La construction de la LGV Rhin-Rhône génère indiscutablement un surcroît d’activités pour un certain nombre de petites entreprises locales situées dans les communes riveraines du chantier. À Emagny dans le Doubs, le garagiste Bertrand Jeanvoine a su s’adapter aux demandes des entreprises de travaux publics qui le sollicitent régulièrement pour réparer leurs véhicules utilitaires.

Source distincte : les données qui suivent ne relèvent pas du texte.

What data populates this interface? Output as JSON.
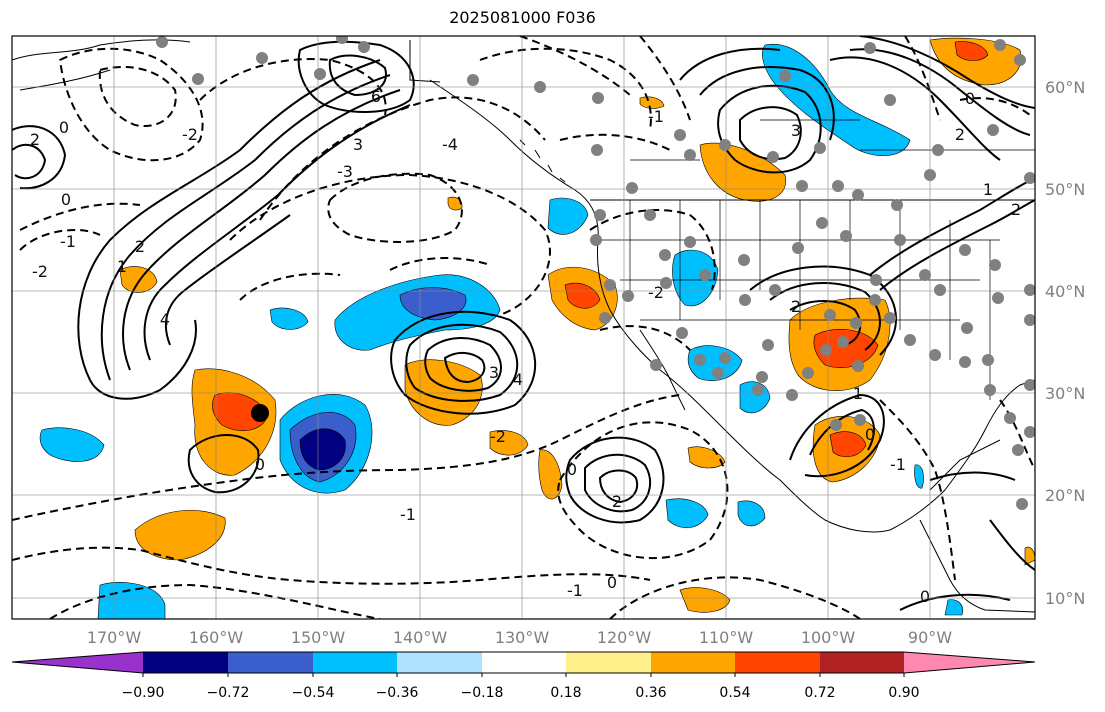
{
  "title": "2025081000 F036",
  "map": {
    "lon_ticks": [
      "170°W",
      "160°W",
      "150°W",
      "140°W",
      "130°W",
      "120°W",
      "110°W",
      "100°W",
      "90°W"
    ],
    "lat_ticks": [
      "60°N",
      "50°N",
      "40°N",
      "30°N",
      "20°N",
      "10°N"
    ],
    "gridlines": true,
    "contour_labels": [
      "-2",
      "-1",
      "0",
      "1",
      "2",
      "3",
      "4",
      "6",
      "-3",
      "-4",
      "0",
      "-1",
      "-2",
      "2",
      "3",
      "4",
      "-2",
      "0",
      "-1",
      "0",
      "1",
      "2",
      "3",
      "2",
      "0",
      "-1",
      "-2",
      "0",
      "1",
      "2",
      "0",
      "-1",
      "2",
      "0"
    ]
  },
  "colorbar": {
    "tick_labels": [
      "−0.90",
      "−0.72",
      "−0.54",
      "−0.36",
      "−0.18",
      "0.18",
      "0.36",
      "0.54",
      "0.72",
      "0.90"
    ],
    "colors": [
      "#9932cc",
      "#000080",
      "#3a5fcd",
      "#00bfff",
      "#b0e2ff",
      "#ffffff",
      "#fff08c",
      "#ffa500",
      "#ff4500",
      "#b22222",
      "#ff88b0"
    ]
  }
}
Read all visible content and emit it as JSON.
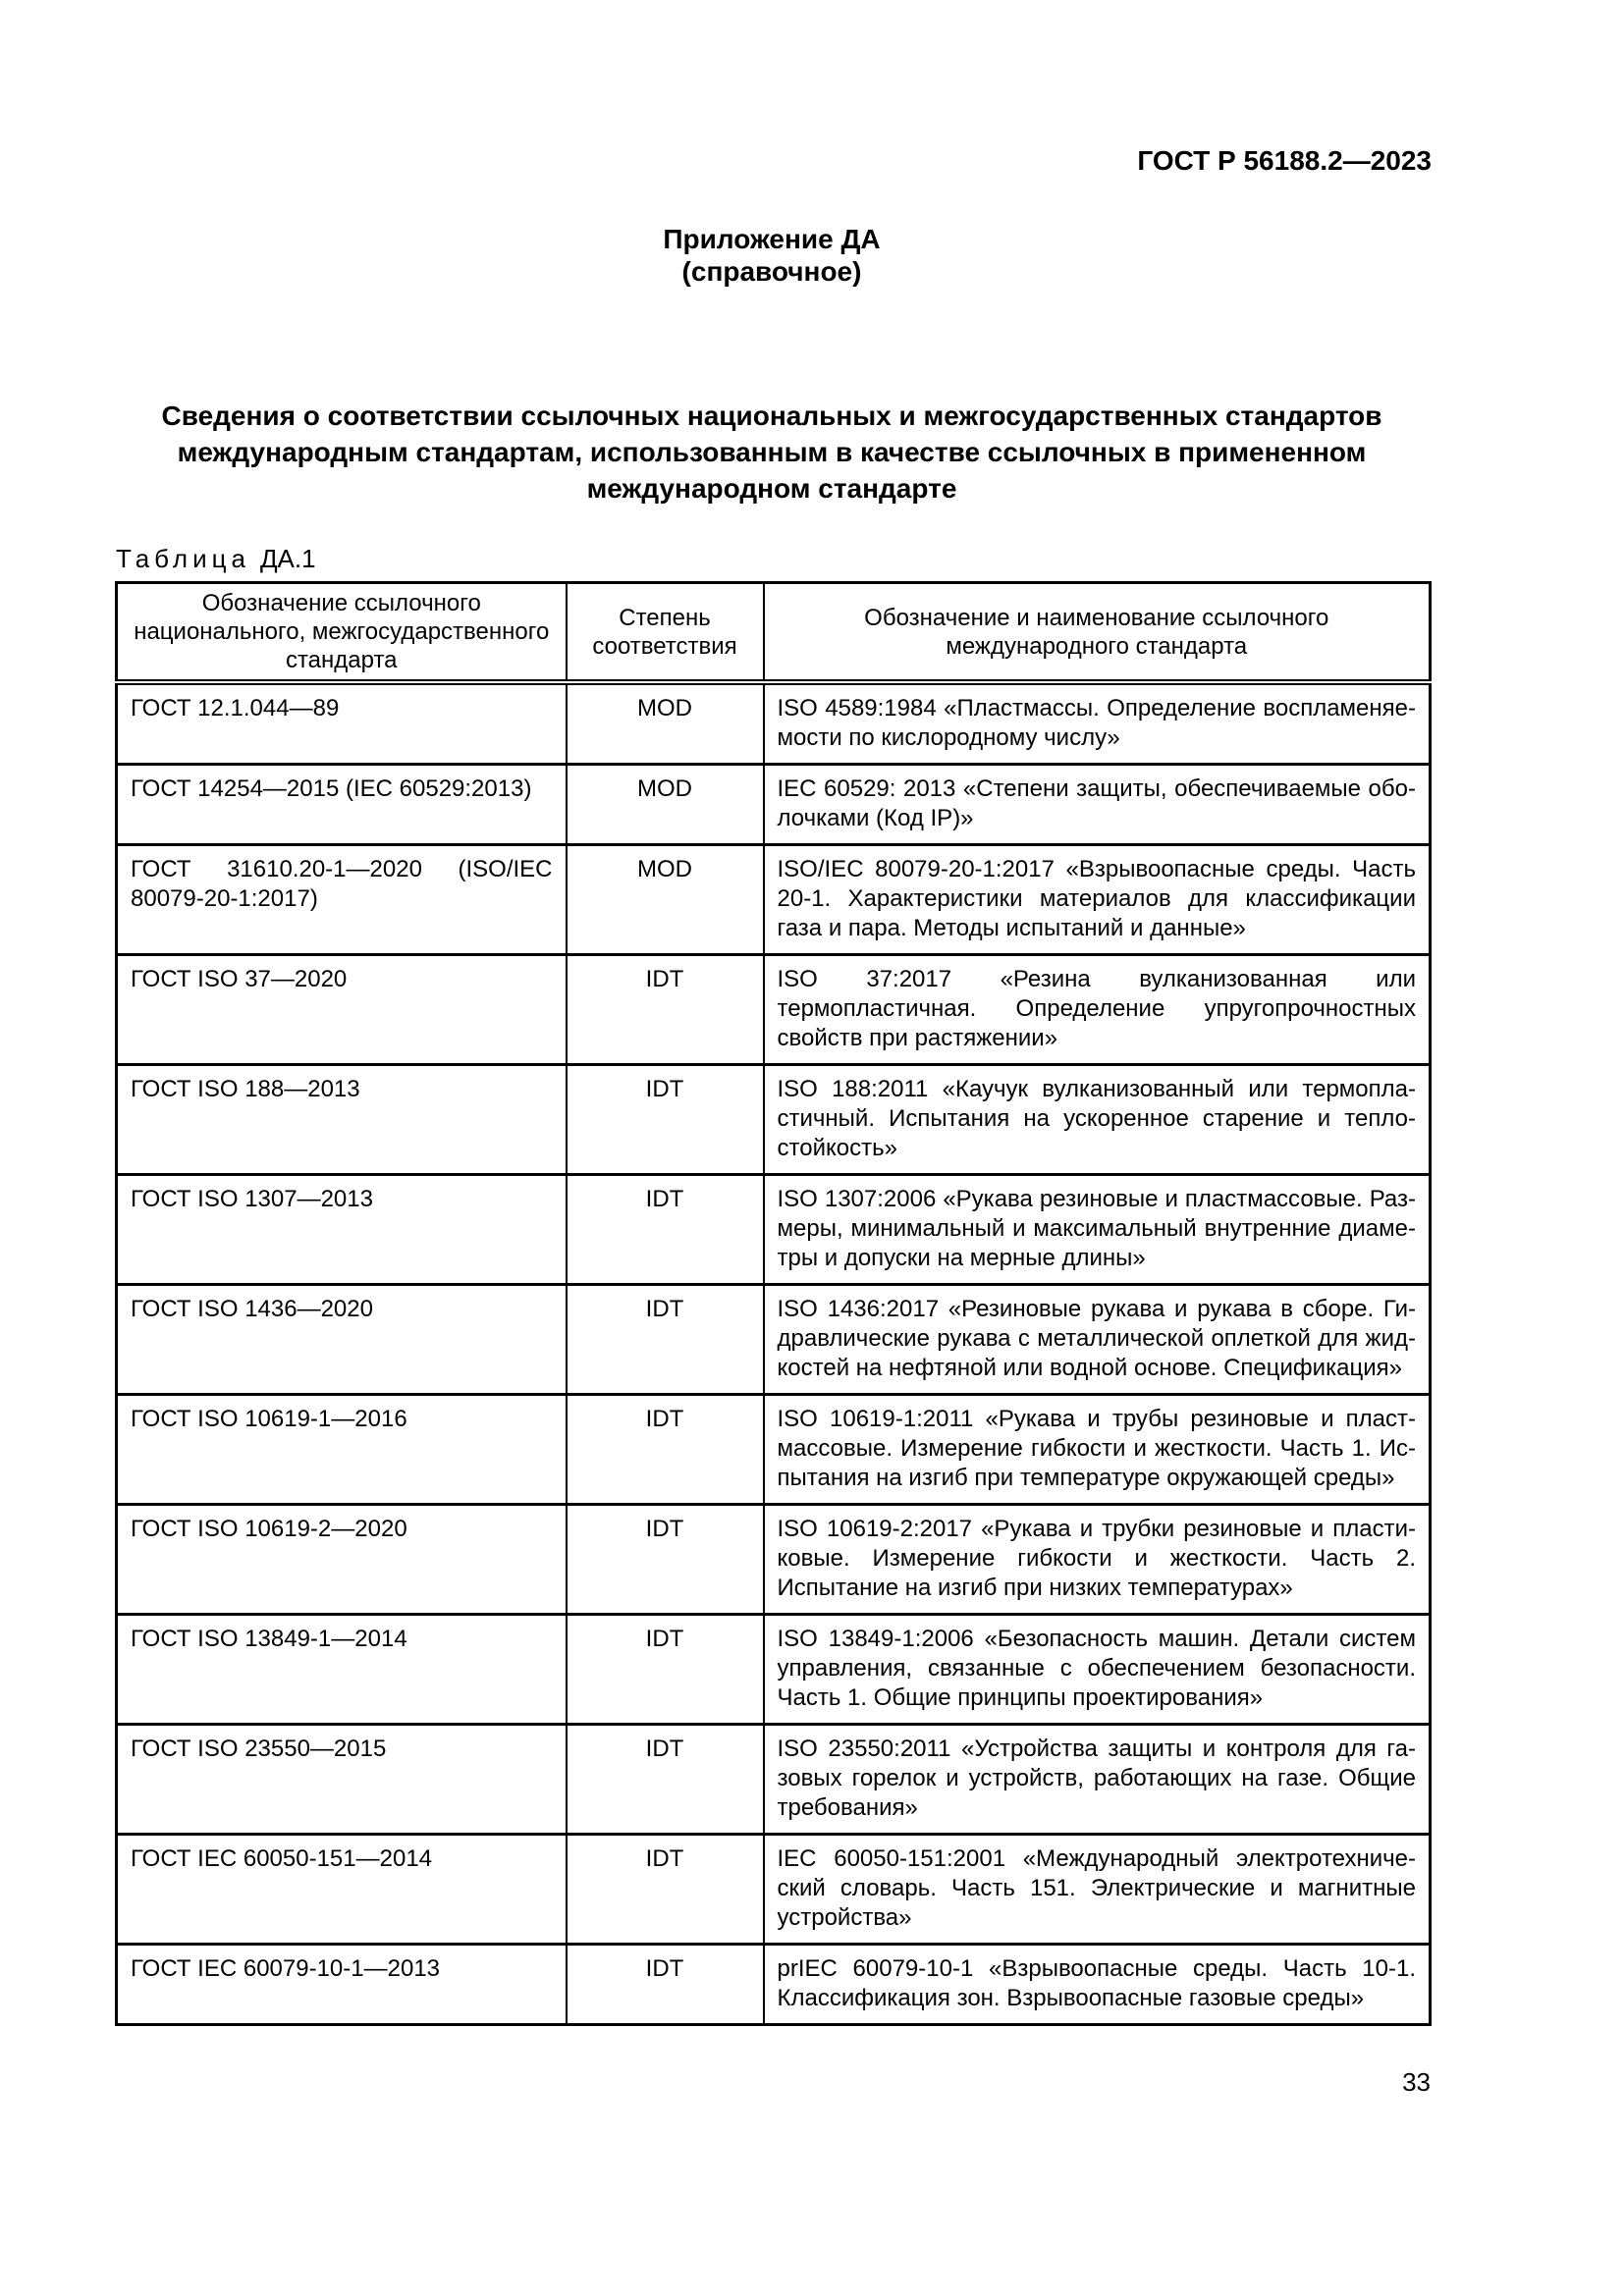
{
  "page": {
    "running_head": "ГОСТ Р 56188.2—2023",
    "appendix_label": "Приложение ДА",
    "appendix_type": "(справочное)",
    "title": "Сведения о соответствии ссылочных национальных и межгосударственных стандартов международным стандартам, использованным в качестве ссылочных в примененном международном стандарте",
    "table_caption_label": "Таблица",
    "table_caption_number": "ДА.1",
    "page_number": "33"
  },
  "table": {
    "columns": [
      "Обозначение ссылочного национального, межгосударственного стандарта",
      "Степень соответствия",
      "Обозначение и наименование ссылочного международного стандарта"
    ],
    "rows": [
      {
        "national": "ГОСТ 12.1.044—89",
        "degree": "MOD",
        "international": "ISO 4589:1984 «Пластмассы. Определение воспламеняе­мости по кислородному числу»"
      },
      {
        "national": "ГОСТ 14254—2015 (IEC 60529:2013)",
        "degree": "MOD",
        "international": "IEC 60529: 2013 «Степени защиты, обеспечиваемые обо­лочками (Код IP)»"
      },
      {
        "national": "ГОСТ 31610.20-1—2020 (ISO/​IEC 80079-20-1:2017)",
        "degree": "MOD",
        "international": "ISO/IEC 80079-20-1:2017 «Взрывоопасные среды. Часть 20-1. Характеристики материалов для классификации газа и пара. Методы испытаний и данные»"
      },
      {
        "national": "ГОСТ ISO 37—2020",
        "degree": "IDT",
        "international": "ISO 37:2017 «Резина вулканизованная или термопластичная. Определение упругопрочностных свойств при растяжении»"
      },
      {
        "national": "ГОСТ ISO 188—2013",
        "degree": "IDT",
        "international": "ISO 188:2011 «Каучук вулканизованный или термопла­стичный. Испытания на ускоренное старение и тепло­стойкость»"
      },
      {
        "national": "ГОСТ ISO 1307—2013",
        "degree": "IDT",
        "international": "ISO 1307:2006 «Рукава резиновые и пластмассовые. Раз­меры, минимальный и максимальный внутренние диаме­тры и допуски на мерные длины»"
      },
      {
        "national": "ГОСТ ISO 1436—2020",
        "degree": "IDT",
        "international": "ISO 1436:2017 «Резиновые рукава и рукава в сборе. Ги­дравлические рукава с металлической оплеткой для жид­костей на нефтяной или водной основе. Спецификация»"
      },
      {
        "national": "ГОСТ ISO 10619-1—2016",
        "degree": "IDT",
        "international": "ISO 10619-1:2011 «Рукава и трубы резиновые и пласт­массовые. Измерение гибкости и жесткости. Часть 1. Ис­пытания на изгиб при температуре окружающей среды»"
      },
      {
        "national": "ГОСТ ISO 10619-2—2020",
        "degree": "IDT",
        "international": "ISO 10619-2:2017 «Рукава и трубки резиновые и пласти­ковые. Измерение гибкости и жесткости. Часть 2. Испыта­ние на изгиб при низких температурах»"
      },
      {
        "national": "ГОСТ ISO 13849-1—2014",
        "degree": "IDT",
        "international": "ISO 13849-1:2006 «Безопасность машин. Детали систем управления, связанные с обеспечением безопасности. Часть 1. Общие принципы проектирования»"
      },
      {
        "national": "ГОСТ ISO 23550—2015",
        "degree": "IDT",
        "international": "ISO 23550:2011 «Устройства защиты и контроля для га­зовых горелок и устройств, работающих на газе. Общие требования»"
      },
      {
        "national": "ГОСТ IEC 60050-151—2014",
        "degree": "IDT",
        "international": "IEC 60050-151:2001 «Международный электротехниче­ский словарь. Часть 151. Электрические и магнитные устройства»"
      },
      {
        "national": "ГОСТ IEC 60079-10-1—2013",
        "degree": "IDT",
        "international": "prIEC 60079-10-1 «Взрывоопасные среды. Часть 10-1. Классификация зон. Взрывоопасные газовые среды»"
      }
    ]
  }
}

« Notre entreprise existe depuis 1936, soit depuis trois générations », précise Bertrand Jeanvoine, « et notre croissance était régulière mais tranquille ». Pour autant, l’arrivée du groupement d’entreprises dirigé par DTP sur le lot de travaux A4 ne pouvait pas laisser insensible le petit garage station-service situé à moins de 2 km de la ligne nouvelle. Que ce soit en matière de vente de carburants ou d’activité mécanique, les possibilités d’augmentation du chiffre d’affaires se sont vite concrétisées. Le propriétaire a donc mis le turbo et a engagé un second salarié.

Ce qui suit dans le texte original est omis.